What the hell, and then the surgeon told me all those things about the hematoma with her mask hanging off her nose the entire time.

I had to take a Covid test to get the radiation treatment, and I wasn’t looked at, post-surgery, for 4 months because of the safety issues with Covid, and then all of this, by the very people that made me do the test, and now, because my surgery sight wasn’t physically looked at for so long, I have to undergo more surgery.

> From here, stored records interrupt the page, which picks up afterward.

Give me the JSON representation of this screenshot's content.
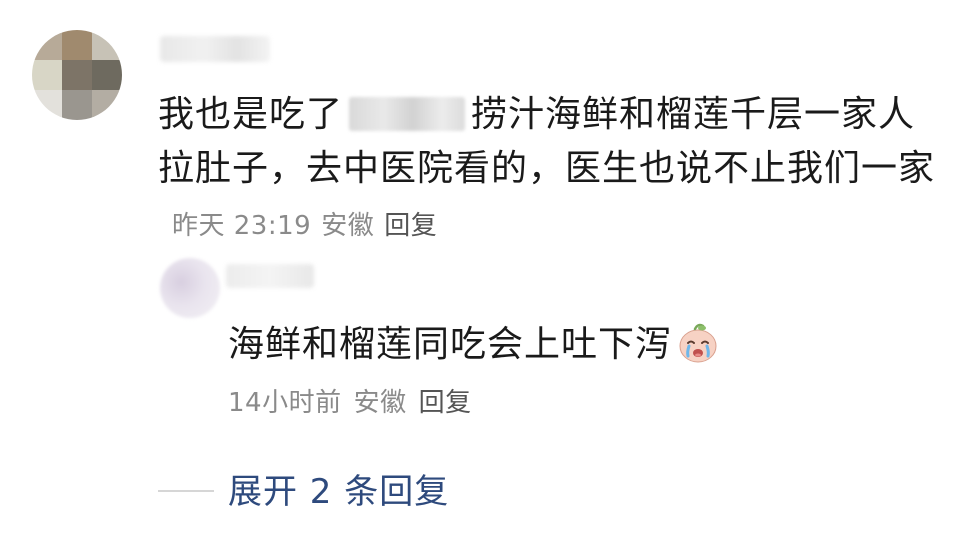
{
  "main_comment": {
    "text_before": "我也是吃了",
    "text_after": "捞汁海鲜和榴莲千层一家人拉肚子，去中医院看的，医生也说不止我们一家",
    "time": "昨天 23:19",
    "location": "安徽",
    "reply_label": "回复"
  },
  "reply": {
    "text": "海鲜和榴莲同吃会上吐下泻",
    "emoji": "crying-face-emoji",
    "time": "14小时前",
    "location": "安徽",
    "reply_label": "回复"
  },
  "expand": {
    "label": "展开 2 条回复"
  },
  "colors": {
    "text": "#1a1a1a",
    "meta": "#8a8a8a",
    "link": "#2e4a7d"
  }
}
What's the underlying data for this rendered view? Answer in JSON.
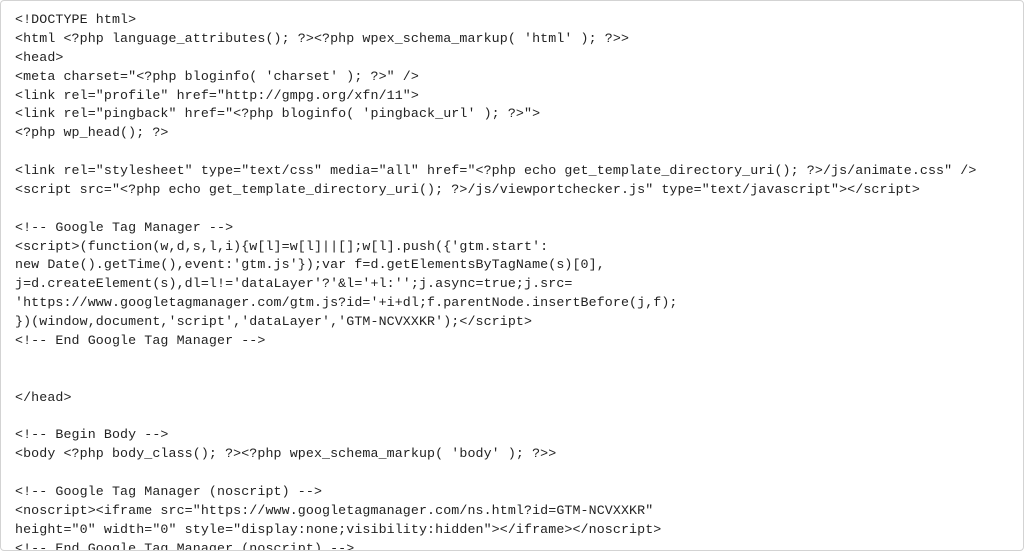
{
  "code": {
    "lines": [
      "<!DOCTYPE html>",
      "<html <?php language_attributes(); ?><?php wpex_schema_markup( 'html' ); ?>>",
      "<head>",
      "<meta charset=\"<?php bloginfo( 'charset' ); ?>\" />",
      "<link rel=\"profile\" href=\"http://gmpg.org/xfn/11\">",
      "<link rel=\"pingback\" href=\"<?php bloginfo( 'pingback_url' ); ?>\">",
      "<?php wp_head(); ?>",
      "",
      "<link rel=\"stylesheet\" type=\"text/css\" media=\"all\" href=\"<?php echo get_template_directory_uri(); ?>/js/animate.css\" />",
      "<script src=\"<?php echo get_template_directory_uri(); ?>/js/viewportchecker.js\" type=\"text/javascript\"></script>",
      "",
      "<!-- Google Tag Manager -->",
      "<script>(function(w,d,s,l,i){w[l]=w[l]||[];w[l].push({'gtm.start':",
      "new Date().getTime(),event:'gtm.js'});var f=d.getElementsByTagName(s)[0],",
      "j=d.createElement(s),dl=l!='dataLayer'?'&l='+l:'';j.async=true;j.src=",
      "'https://www.googletagmanager.com/gtm.js?id='+i+dl;f.parentNode.insertBefore(j,f);",
      "})(window,document,'script','dataLayer','GTM-NCVXXKR');</script>",
      "<!-- End Google Tag Manager -->",
      "",
      "",
      "</head>",
      "",
      "<!-- Begin Body -->",
      "<body <?php body_class(); ?><?php wpex_schema_markup( 'body' ); ?>>",
      "",
      "<!-- Google Tag Manager (noscript) -->",
      "<noscript><iframe src=\"https://www.googletagmanager.com/ns.html?id=GTM-NCVXXKR\"",
      "height=\"0\" width=\"0\" style=\"display:none;visibility:hidden\"></iframe></noscript>",
      "<!-- End Google Tag Manager (noscript) -->"
    ]
  }
}
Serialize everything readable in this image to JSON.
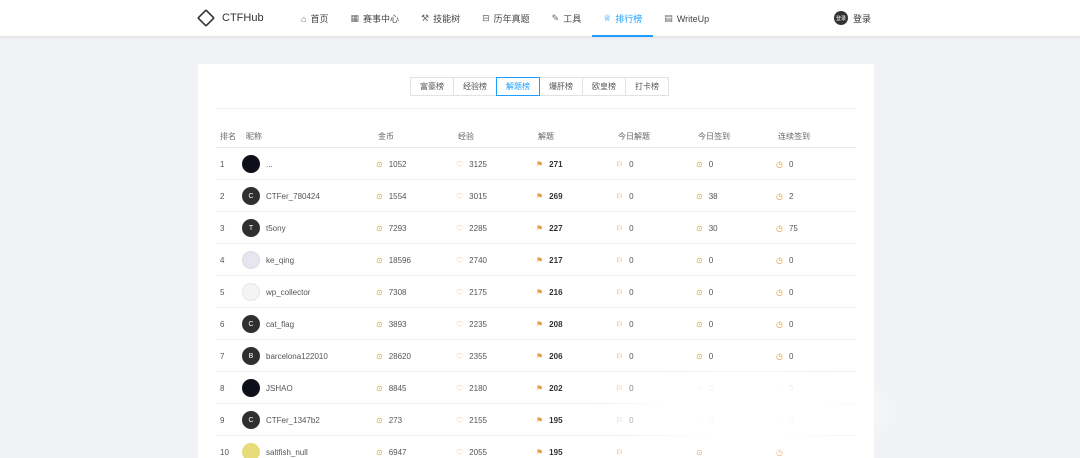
{
  "header": {
    "brand": "CTFHub",
    "nav": [
      {
        "icon": "home-icon",
        "glyph": "⌂",
        "label": "首页"
      },
      {
        "icon": "calendar-icon",
        "glyph": "▦",
        "label": "赛事中心"
      },
      {
        "icon": "skill-icon",
        "glyph": "⚒",
        "label": "技能树"
      },
      {
        "icon": "archive-icon",
        "glyph": "⊟",
        "label": "历年真题"
      },
      {
        "icon": "tool-icon",
        "glyph": "✎",
        "label": "工具"
      },
      {
        "icon": "trophy-icon",
        "glyph": "♕",
        "label": "排行榜",
        "active": true
      },
      {
        "icon": "writeup-icon",
        "glyph": "▤",
        "label": "WriteUp"
      }
    ],
    "login_avatar": "登录",
    "login_label": "登录"
  },
  "tabs": [
    "富豪榜",
    "经验榜",
    "解题榜",
    "爆肝榜",
    "欧皇榜",
    "打卡榜"
  ],
  "active_tab": "解题榜",
  "columns": [
    "排名",
    "昵称",
    "金币",
    "经验",
    "解题",
    "今日解题",
    "今日签到",
    "连续签到"
  ],
  "rows": [
    {
      "rank": "1",
      "avatar": "",
      "avatar_style": "dark",
      "name": "...",
      "coin": "1052",
      "exp": "3125",
      "solve": "271",
      "today": "0",
      "sign": "0",
      "cont": "0"
    },
    {
      "rank": "2",
      "avatar": "C",
      "avatar_style": "",
      "name": "CTFer_780424",
      "coin": "1554",
      "exp": "3015",
      "solve": "269",
      "today": "0",
      "sign": "38",
      "cont": "2"
    },
    {
      "rank": "3",
      "avatar": "T",
      "avatar_style": "",
      "name": "t5ony",
      "coin": "7293",
      "exp": "2285",
      "solve": "227",
      "today": "0",
      "sign": "30",
      "cont": "75"
    },
    {
      "rank": "4",
      "avatar": "",
      "avatar_style": "light",
      "name": "ke_qing",
      "coin": "18596",
      "exp": "2740",
      "solve": "217",
      "today": "0",
      "sign": "0",
      "cont": "0"
    },
    {
      "rank": "5",
      "avatar": "",
      "avatar_style": "pale",
      "name": "wp_collector",
      "coin": "7308",
      "exp": "2175",
      "solve": "216",
      "today": "0",
      "sign": "0",
      "cont": "0"
    },
    {
      "rank": "6",
      "avatar": "C",
      "avatar_style": "",
      "name": "cat_flag",
      "coin": "3893",
      "exp": "2235",
      "solve": "208",
      "today": "0",
      "sign": "0",
      "cont": "0"
    },
    {
      "rank": "7",
      "avatar": "B",
      "avatar_style": "",
      "name": "barcelona122010",
      "coin": "28620",
      "exp": "2355",
      "solve": "206",
      "today": "0",
      "sign": "0",
      "cont": "0"
    },
    {
      "rank": "8",
      "avatar": "",
      "avatar_style": "dark",
      "name": "JSHAO",
      "coin": "8845",
      "exp": "2180",
      "solve": "202",
      "today": "0",
      "sign": "0",
      "cont": "0"
    },
    {
      "rank": "9",
      "avatar": "C",
      "avatar_style": "",
      "name": "CTFer_1347b2",
      "coin": "273",
      "exp": "2155",
      "solve": "195",
      "today": "0",
      "sign": "0",
      "cont": "0"
    },
    {
      "rank": "10",
      "avatar": "",
      "avatar_style": "yellow",
      "name": "saltfish_null",
      "coin": "6947",
      "exp": "2055",
      "solve": "195",
      "today": "",
      "sign": "",
      "cont": ""
    }
  ]
}
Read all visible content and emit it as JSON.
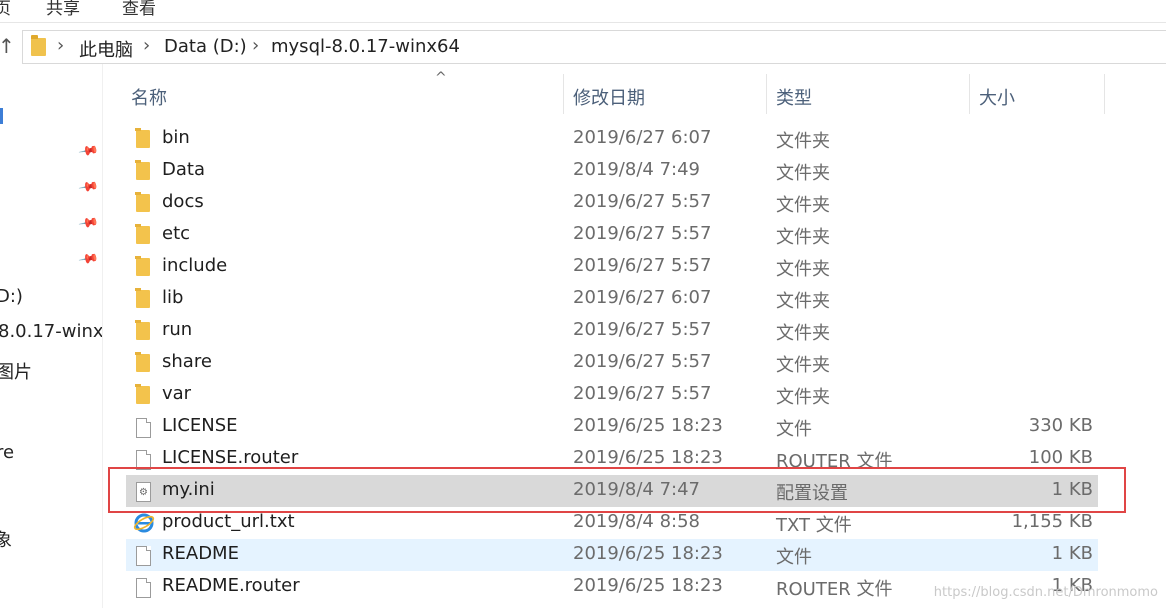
{
  "ribbon": {
    "tab1": "页",
    "tab2": "共享",
    "tab3": "查看"
  },
  "breadcrumb": [
    "此电脑",
    "Data (D:)",
    "mysql-8.0.17-winx64"
  ],
  "nav": {
    "items": [
      "D:)",
      "8.0.17-winx",
      "图片",
      "re",
      "象"
    ]
  },
  "headers": {
    "name": "名称",
    "date": "修改日期",
    "type": "类型",
    "size": "大小"
  },
  "files": [
    {
      "name": "bin",
      "date": "2019/6/27 6:07",
      "type": "文件夹",
      "size": "",
      "icon": "folder-icon"
    },
    {
      "name": "Data",
      "date": "2019/8/4 7:49",
      "type": "文件夹",
      "size": "",
      "icon": "folder-icon"
    },
    {
      "name": "docs",
      "date": "2019/6/27 5:57",
      "type": "文件夹",
      "size": "",
      "icon": "folder-icon"
    },
    {
      "name": "etc",
      "date": "2019/6/27 5:57",
      "type": "文件夹",
      "size": "",
      "icon": "folder-icon"
    },
    {
      "name": "include",
      "date": "2019/6/27 5:57",
      "type": "文件夹",
      "size": "",
      "icon": "folder-icon"
    },
    {
      "name": "lib",
      "date": "2019/6/27 6:07",
      "type": "文件夹",
      "size": "",
      "icon": "folder-icon"
    },
    {
      "name": "run",
      "date": "2019/6/27 5:57",
      "type": "文件夹",
      "size": "",
      "icon": "folder-icon"
    },
    {
      "name": "share",
      "date": "2019/6/27 5:57",
      "type": "文件夹",
      "size": "",
      "icon": "folder-icon"
    },
    {
      "name": "var",
      "date": "2019/6/27 5:57",
      "type": "文件夹",
      "size": "",
      "icon": "folder-icon"
    },
    {
      "name": "LICENSE",
      "date": "2019/6/25 18:23",
      "type": "文件",
      "size": "330 KB",
      "icon": "file-icon"
    },
    {
      "name": "LICENSE.router",
      "date": "2019/6/25 18:23",
      "type": "ROUTER 文件",
      "size": "100 KB",
      "icon": "file-icon"
    },
    {
      "name": "my.ini",
      "date": "2019/8/4 7:47",
      "type": "配置设置",
      "size": "1 KB",
      "icon": "settings-file-icon"
    },
    {
      "name": "product_url.txt",
      "date": "2019/8/4 8:58",
      "type": "TXT 文件",
      "size": "1,155 KB",
      "icon": "internet-explorer-icon"
    },
    {
      "name": "README",
      "date": "2019/6/25 18:23",
      "type": "文件",
      "size": "1 KB",
      "icon": "file-icon"
    },
    {
      "name": "README.router",
      "date": "2019/6/25 18:23",
      "type": "ROUTER 文件",
      "size": "1 KB",
      "icon": "file-icon"
    }
  ],
  "watermark": "https://blog.csdn.net/Dmronmomo",
  "colors": {
    "selection": "#d9d9d9",
    "hover": "#e5f3ff",
    "highlight_border": "#e04545",
    "folder": "#f3c34c"
  }
}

I feel like I’m in some comedy SiFi movie where no one else sees the problem, but I have unmasked, germ-wielding and conspiracy theory people laughing in my face as I push back against them not to come near since I have cancer and going through all this treatment. Stay back, I yell in my mind, and laughter ensues, followed by super close up frames of the corona virus flying up my nose.

I’m going to ask someone on the oncology team for a referral for a 2nd opinion on the hematoma, since I’m not feeling too confident in the original surgeon, which is likely my own fault. I think I wrote about it here, that I didn’t have a relationship with the surgeon because she was just not a conversational type, but that was okay if she was good at her job because I’d likely never see her again. And I didn’t until the oncologist confirmed the hematoma and there was a need. Karma?